I knew where he kept his stash and I knew his regular customers, so I went to see each of them and explain the situation. I paid his landlord the back rent and arranged to pay for an additional two weeks so I could get all of Garnett’s things moved. I kept track of everything so he would know where every penny went. I paid a couple of his friends, in meth of course, to pack and move everything to my storage unit, which I was about to let go because I wasn’t using it anymore.

Then, just as I’d run out of Garnett’s stash and was dangerously low on my own, Kilo showed up.

Kilo was Garnett’s “guy.” His connection. I knew who he
was. Garnett sometimes brought him to my apartment during the day to do deals when his “monkeys” were especially active. Kilo and I had never spoken. So when he appeared on my doorstep one afternoon, I was stunned.

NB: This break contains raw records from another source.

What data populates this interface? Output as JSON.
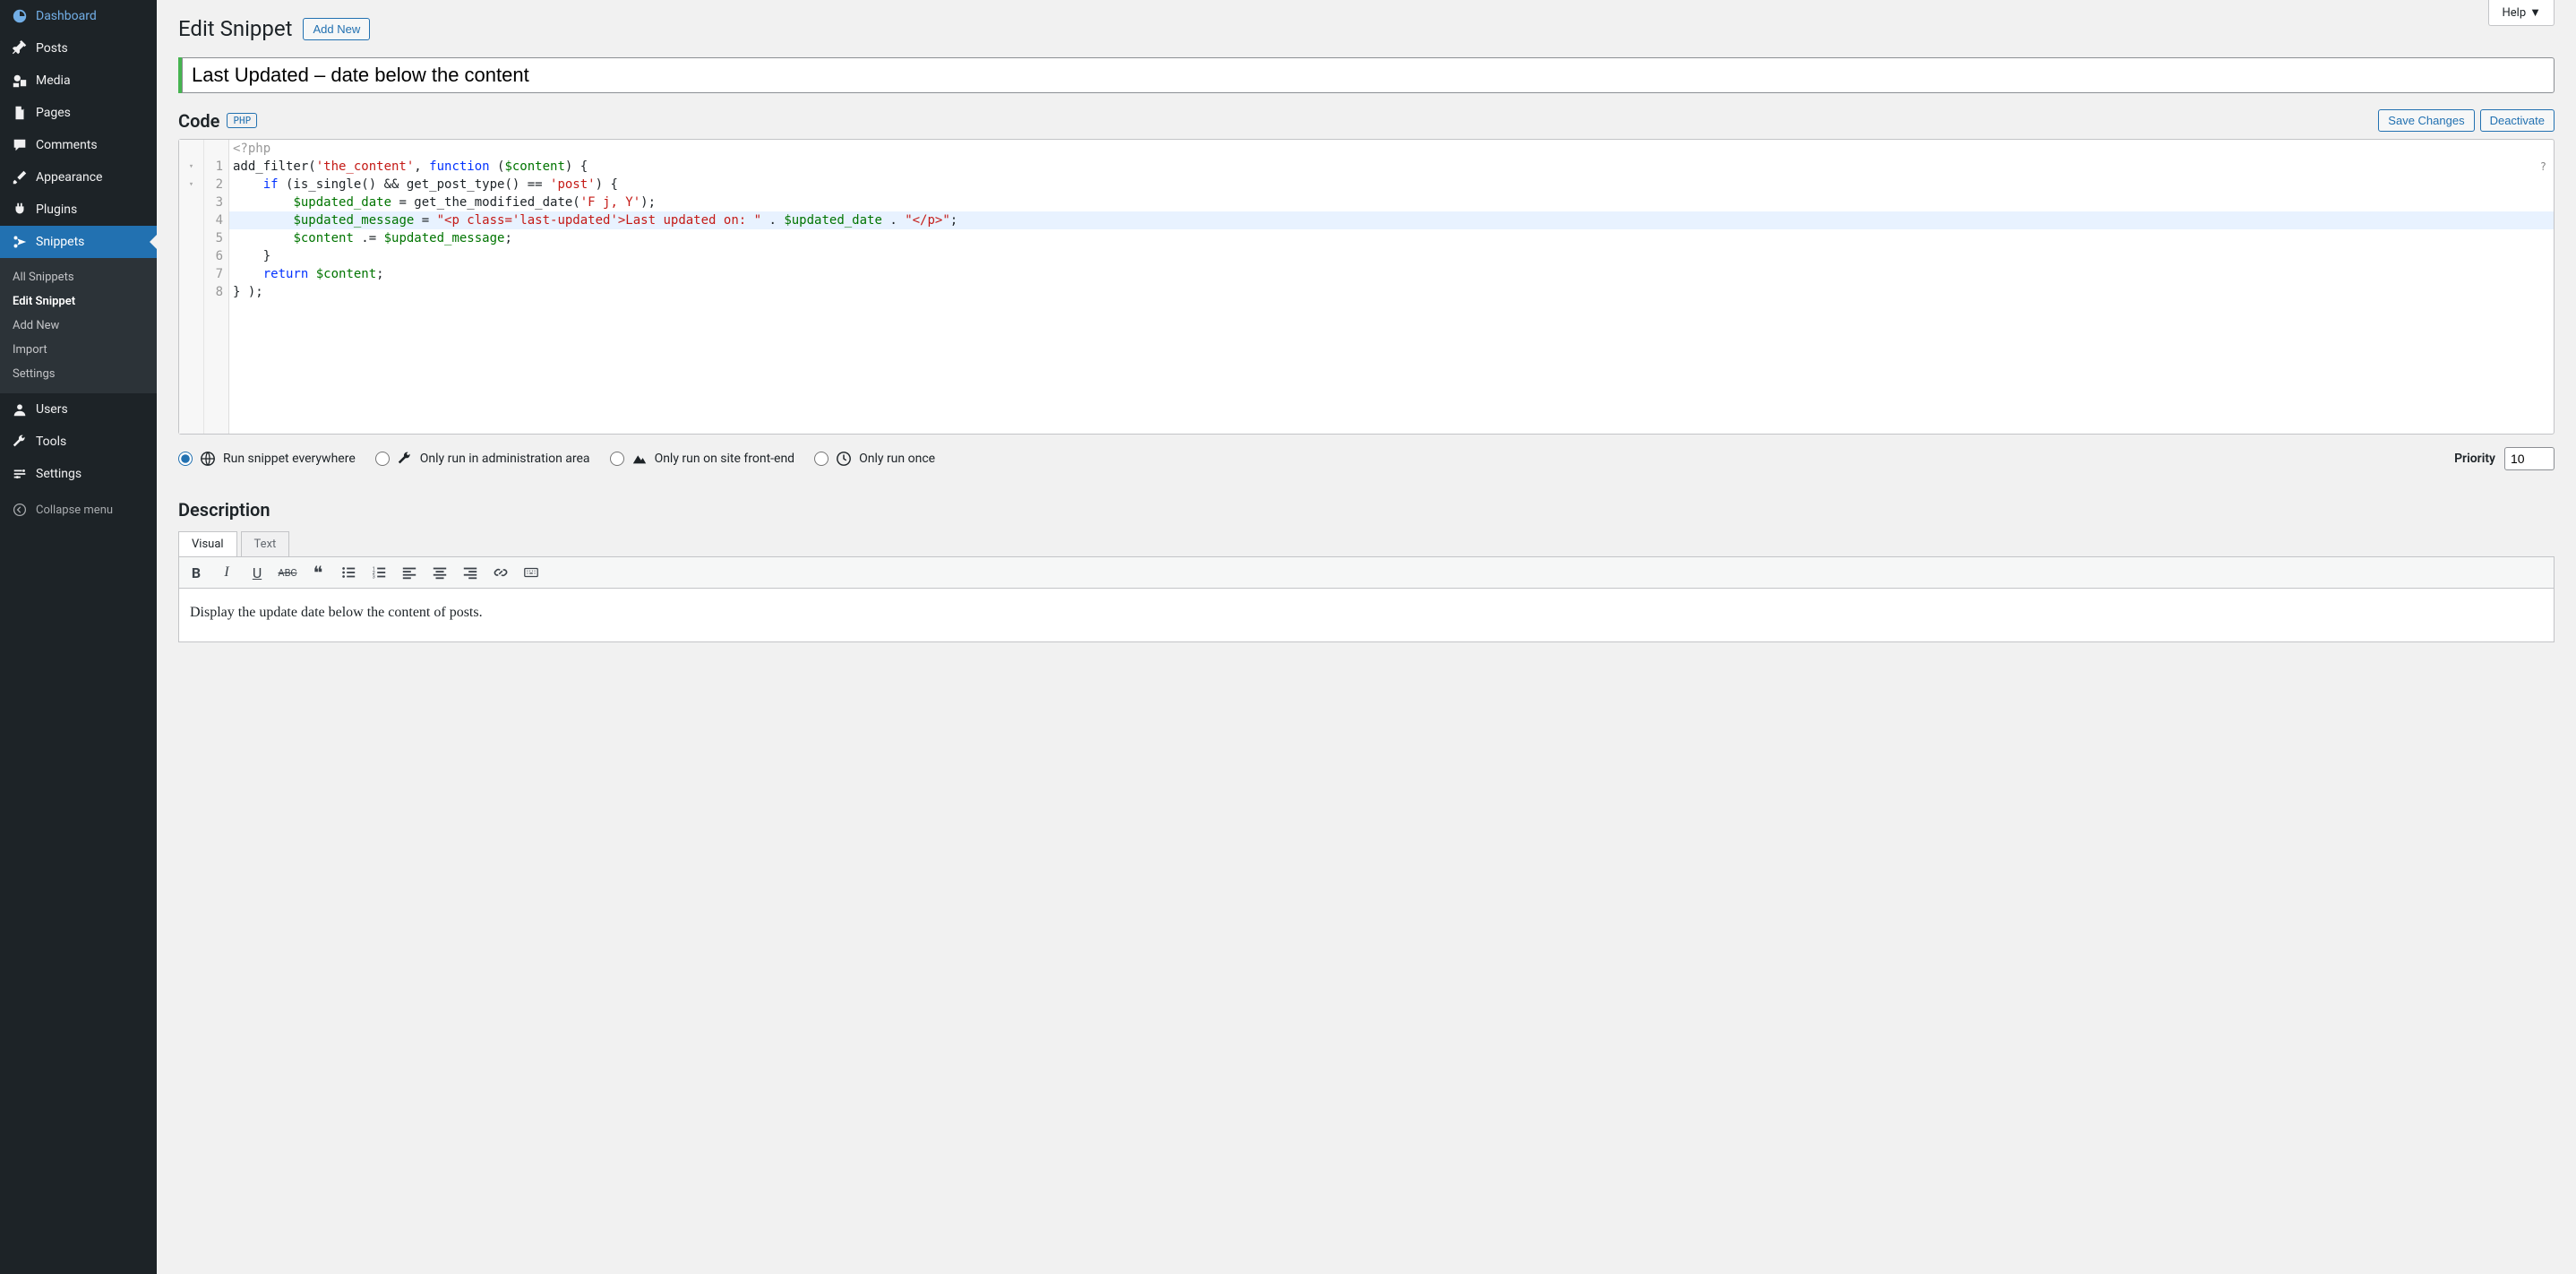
{
  "help_label": "Help",
  "page_title": "Edit Snippet",
  "add_new_label": "Add New",
  "snippet_title": "Last Updated – date below the content",
  "code_section": {
    "heading": "Code",
    "lang_badge": "PHP",
    "save_label": "Save Changes",
    "deactivate_label": "Deactivate",
    "php_open": "<?php"
  },
  "code_lines": [
    "add_filter('the_content', function ($content) {",
    "    if (is_single() && get_post_type() == 'post') {",
    "        $updated_date = get_the_modified_date('F j, Y');",
    "        $updated_message = \"<p class='last-updated'>Last updated on: \" . $updated_date . \"</p>\";",
    "        $content .= $updated_message;",
    "    }",
    "    return $content;",
    "} );"
  ],
  "scope": {
    "everywhere": "Run snippet everywhere",
    "admin": "Only run in administration area",
    "frontend": "Only run on site front-end",
    "once": "Only run once",
    "selected": "everywhere"
  },
  "priority": {
    "label": "Priority",
    "value": "10"
  },
  "description": {
    "heading": "Description",
    "tab_visual": "Visual",
    "tab_text": "Text",
    "body": "Display the update date below the content of posts."
  },
  "sidebar": {
    "dashboard": "Dashboard",
    "posts": "Posts",
    "media": "Media",
    "pages": "Pages",
    "comments": "Comments",
    "appearance": "Appearance",
    "plugins": "Plugins",
    "snippets": "Snippets",
    "users": "Users",
    "tools": "Tools",
    "settings": "Settings",
    "collapse": "Collapse menu",
    "sub_all": "All Snippets",
    "sub_edit": "Edit Snippet",
    "sub_add": "Add New",
    "sub_import": "Import",
    "sub_settings": "Settings"
  }
}
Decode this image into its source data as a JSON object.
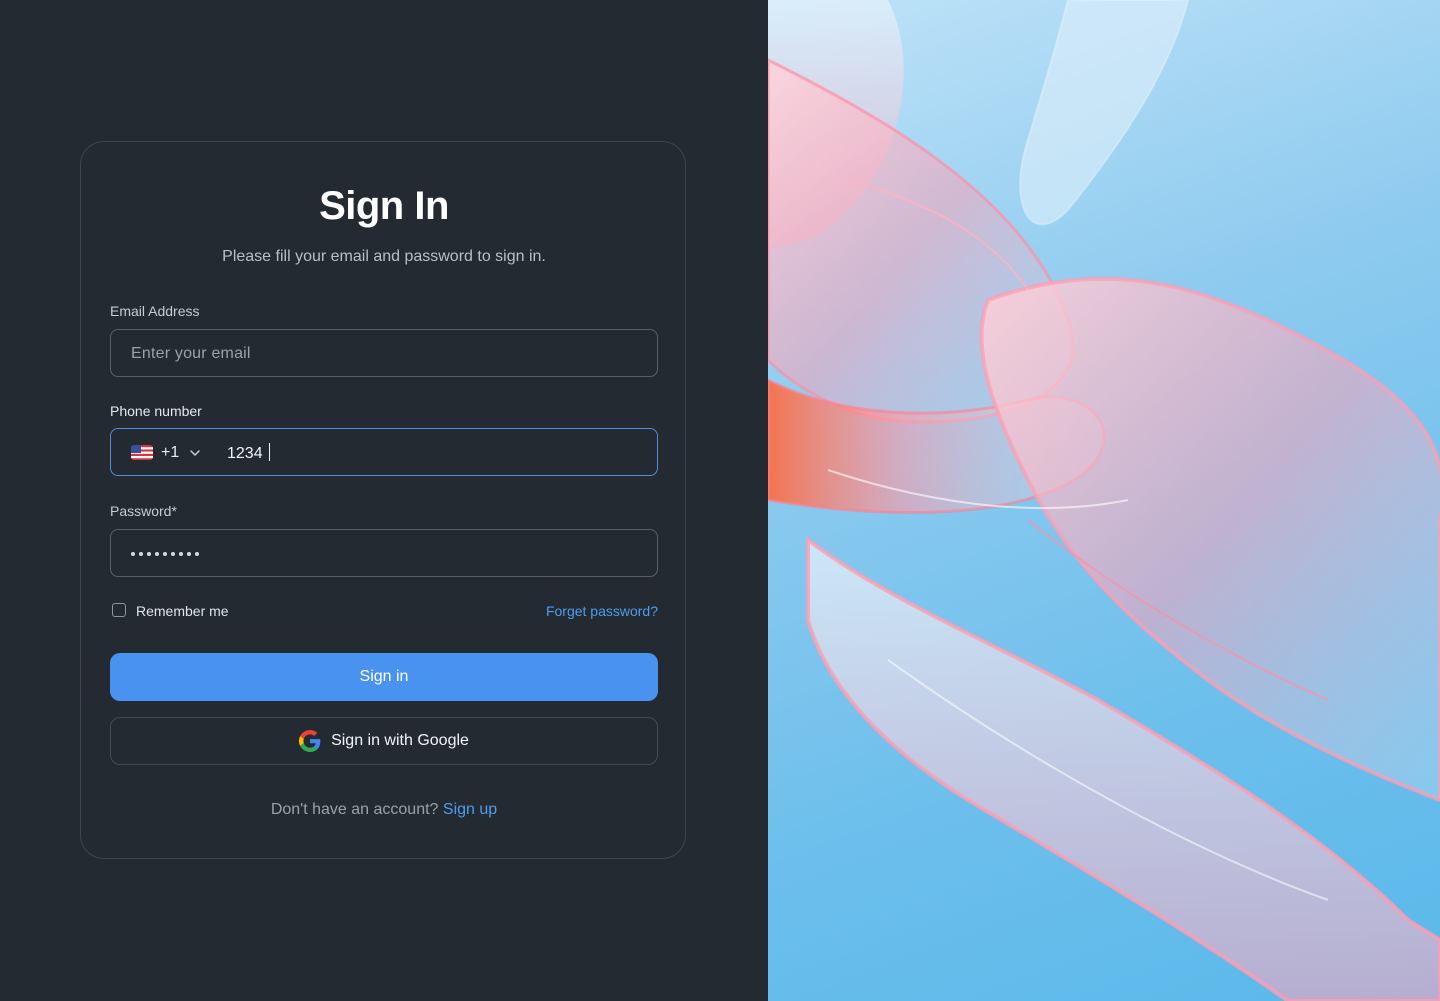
{
  "header": {
    "title": "Sign In",
    "subtitle": "Please fill your email and password to sign in."
  },
  "email": {
    "label": "Email Address",
    "placeholder": "Enter your email",
    "value": ""
  },
  "phone": {
    "label": "Phone number",
    "country_flag": "us-flag-icon",
    "dial_code": "+1",
    "value": "1234"
  },
  "password": {
    "label": "Password*",
    "masked_length": 9
  },
  "remember": {
    "label": "Remember me",
    "checked": false
  },
  "forget_link": "Forget password?",
  "sign_in_button": "Sign in",
  "google_button": "Sign in with Google",
  "footer": {
    "prompt": "Don't have an account?",
    "link": "Sign up"
  },
  "colors": {
    "background": "#242a31",
    "accent": "#4a92f0",
    "link": "#4b9ef0",
    "focus_border": "#4b8fe0"
  },
  "icons": [
    "us-flag-icon",
    "chevron-down-icon",
    "google-icon"
  ]
}
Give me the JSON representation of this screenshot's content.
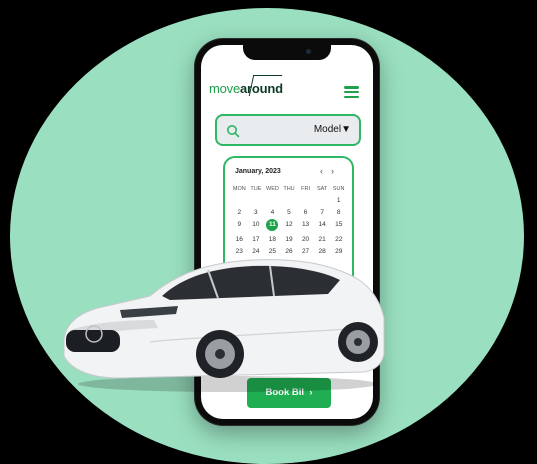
{
  "brand": {
    "part1": "move",
    "part2": "around"
  },
  "search": {
    "filter_label": "Model",
    "filter_caret": "▼"
  },
  "calendar": {
    "month": "January, 2023",
    "prev": "‹",
    "next": "›",
    "weekdays": [
      "MON",
      "TUE",
      "WED",
      "THU",
      "FRI",
      "SAT",
      "SUN"
    ],
    "days": [
      "",
      "",
      "",
      "",
      "",
      "",
      "1",
      "2",
      "3",
      "4",
      "5",
      "6",
      "7",
      "8",
      "9",
      "10",
      "11",
      "12",
      "13",
      "14",
      "15",
      "16",
      "17",
      "18",
      "19",
      "20",
      "21",
      "22",
      "23",
      "24",
      "25",
      "26",
      "27",
      "28",
      "29"
    ],
    "selected_day": "11"
  },
  "cta": {
    "label": "Book Bil",
    "arrow": "›"
  },
  "colors": {
    "accent": "#1ea34c",
    "circle": "#9ae0c0",
    "dark": "#0c3a24"
  },
  "icons": [
    "search-icon",
    "hamburger-menu-icon",
    "chevron-left-icon",
    "chevron-right-icon",
    "car-image"
  ]
}
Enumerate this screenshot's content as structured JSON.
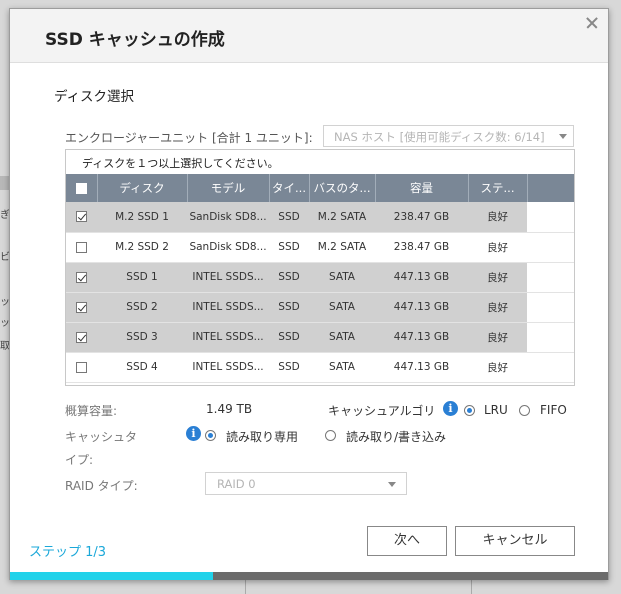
{
  "background": {
    "fragments": [
      "ぎ",
      "ビ",
      "ッ",
      "ッ",
      "取"
    ]
  },
  "dialog": {
    "title": "SSD キャッシュの作成",
    "section_title": "ディスク選択",
    "enclosure": {
      "label": "エンクロージャーユニット [合計 1 ユニット]:",
      "value": "NAS ホスト [使用可能ディスク数: 6/14]"
    },
    "disk_list": {
      "instruction": "ディスクを１つ以上選択してください。",
      "columns": [
        "ディスク",
        "モデル",
        "タイ...",
        "バスのタ...",
        "容量",
        "ステ..."
      ],
      "rows": [
        {
          "checked": true,
          "disk": "M.2 SSD 1",
          "model": "SanDisk SD8...",
          "type": "SSD",
          "bus": "M.2 SATA",
          "capacity": "238.47 GB",
          "status": "良好"
        },
        {
          "checked": false,
          "disk": "M.2 SSD 2",
          "model": "SanDisk SD8...",
          "type": "SSD",
          "bus": "M.2 SATA",
          "capacity": "238.47 GB",
          "status": "良好"
        },
        {
          "checked": true,
          "disk": "SSD 1",
          "model": "INTEL SSDS...",
          "type": "SSD",
          "bus": "SATA",
          "capacity": "447.13 GB",
          "status": "良好"
        },
        {
          "checked": true,
          "disk": "SSD 2",
          "model": "INTEL SSDS...",
          "type": "SSD",
          "bus": "SATA",
          "capacity": "447.13 GB",
          "status": "良好"
        },
        {
          "checked": true,
          "disk": "SSD 3",
          "model": "INTEL SSDS...",
          "type": "SSD",
          "bus": "SATA",
          "capacity": "447.13 GB",
          "status": "良好"
        },
        {
          "checked": false,
          "disk": "SSD 4",
          "model": "INTEL SSDS...",
          "type": "SSD",
          "bus": "SATA",
          "capacity": "447.13 GB",
          "status": "良好"
        }
      ]
    },
    "capacity": {
      "label": "概算容量:",
      "value": "1.49 TB"
    },
    "algorithm": {
      "label": "キャッシュアルゴリ",
      "options": [
        {
          "label": "LRU",
          "selected": true
        },
        {
          "label": "FIFO",
          "selected": false
        }
      ]
    },
    "cache_type": {
      "label_line1": "キャッシュタ",
      "label_line2": "イプ:",
      "options": [
        {
          "label": "読み取り専用",
          "selected": true
        },
        {
          "label": "読み取り/書き込み",
          "selected": false
        }
      ]
    },
    "raid": {
      "label": "RAID タイプ:",
      "value": "RAID 0"
    },
    "footer": {
      "step": "ステップ 1/3",
      "next_label": "次へ",
      "cancel_label": "キャンセル",
      "progress": 0.34
    },
    "colors": {
      "accent": "#1ba8d9",
      "progress": "#21d2ea",
      "header_bg": "#7a8796",
      "info": "#2a7fd4"
    }
  }
}
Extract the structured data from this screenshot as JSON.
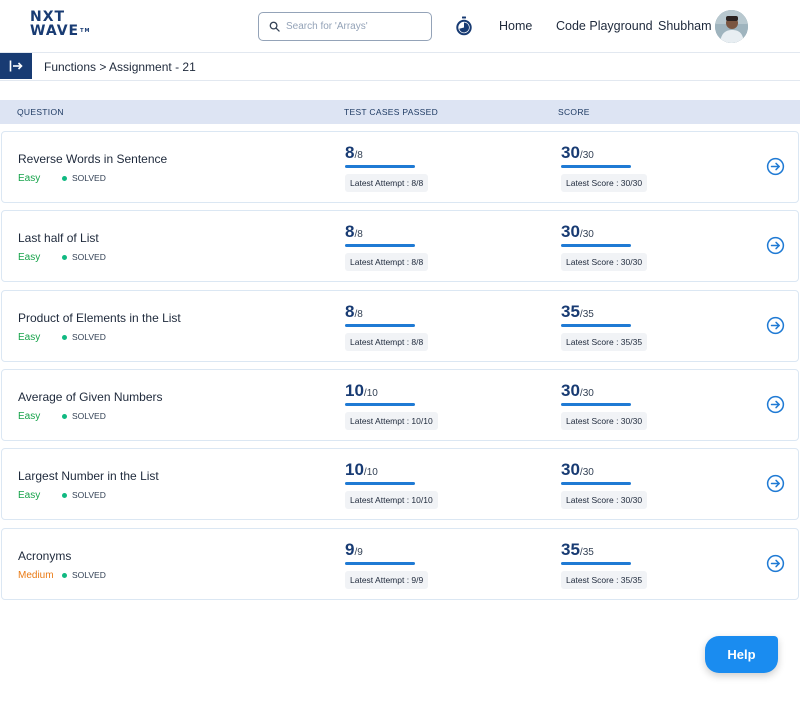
{
  "header": {
    "logo_line1": "NXT",
    "logo_line2": "WAVE",
    "logo_tm": "TM",
    "search_placeholder": "Search for 'Arrays'",
    "nav_home": "Home",
    "nav_playground": "Code Playground",
    "user_name": "Shubham"
  },
  "breadcrumb": "Functions > Assignment - 21",
  "table": {
    "columns": [
      "QUESTION",
      "TEST CASES PASSED",
      "SCORE"
    ],
    "rows": [
      {
        "title": "Reverse Words in Sentence",
        "difficulty": "Easy",
        "status": "SOLVED",
        "passed": "8",
        "total": "/8",
        "attempt": "Latest Attempt : 8/8",
        "score": "30",
        "max": "/30",
        "latest_score": "Latest Score : 30/30"
      },
      {
        "title": "Last half of List",
        "difficulty": "Easy",
        "status": "SOLVED",
        "passed": "8",
        "total": "/8",
        "attempt": "Latest Attempt : 8/8",
        "score": "30",
        "max": "/30",
        "latest_score": "Latest Score : 30/30"
      },
      {
        "title": "Product of Elements in the List",
        "difficulty": "Easy",
        "status": "SOLVED",
        "passed": "8",
        "total": "/8",
        "attempt": "Latest Attempt : 8/8",
        "score": "35",
        "max": "/35",
        "latest_score": "Latest Score : 35/35"
      },
      {
        "title": "Average of Given Numbers",
        "difficulty": "Easy",
        "status": "SOLVED",
        "passed": "10",
        "total": "/10",
        "attempt": "Latest Attempt : 10/10",
        "score": "30",
        "max": "/30",
        "latest_score": "Latest Score : 30/30"
      },
      {
        "title": "Largest Number in the List",
        "difficulty": "Easy",
        "status": "SOLVED",
        "passed": "10",
        "total": "/10",
        "attempt": "Latest Attempt : 10/10",
        "score": "30",
        "max": "/30",
        "latest_score": "Latest Score : 30/30"
      },
      {
        "title": "Acronyms",
        "difficulty": "Medium",
        "status": "SOLVED",
        "passed": "9",
        "total": "/9",
        "attempt": "Latest Attempt : 9/9",
        "score": "35",
        "max": "/35",
        "latest_score": "Latest Score : 35/35"
      }
    ]
  },
  "help_label": "Help",
  "colors": {
    "brand_navy": "#183b73",
    "accent_blue": "#1a8cf0",
    "easy_green": "#16a34a",
    "medium_orange": "#ea7a14",
    "solved_dot": "#10b981"
  }
}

“Can I talk to you for a minute?”

“Of course. Come in.”

He and his constant sidekicks, Craig and Billy, sat on the sofa. I sat opposite them in the rocking chair. It was a bit unsettling having those men in my house without the buffer of Garnett.

I sat, trying to keep from wringing my hands, looking at the rainbow across from me. Kilo was Asian, tall, extremely handsome and soft-spoken. Craig was Hispanic, short and stocky and looks tough and hard. Billy, on the other hand, was even taller than Kilo: a long, gangly white boy who can’t quite seem to sit still. They were all in their early twenties.

Boise is a melting pot. There’s a large Hispanic population, especially in the surrounding areas, due to the agriculture. I’ve asked my Lao and Bosnian friends, “How on earth did you end up in Boise, Idaho, of all places? What did you do, throw a dart at a map?”

What they tell me is that church and civic groups sponsor refugees. I have no idea how common this is anywhere else. What I do know is that I currently reside in a low-income apartment complex, which in larger cities might be known as a housing project. There are twenty-three different languages spoken here, according to management. As a Caucasian, I’m definitely in the minority where I live. There are families from different countries in Africa, from Bosnia, Turkey, Russia, India, and Laos, to name a few. Most are refugees, sponsored by World Relief. It’s nice, really, especially on Sundays when the families stroll the commons visiting one another wearing the most beautiful colors and fabrics: Saris, Babushkas, Dashikis and head wraps.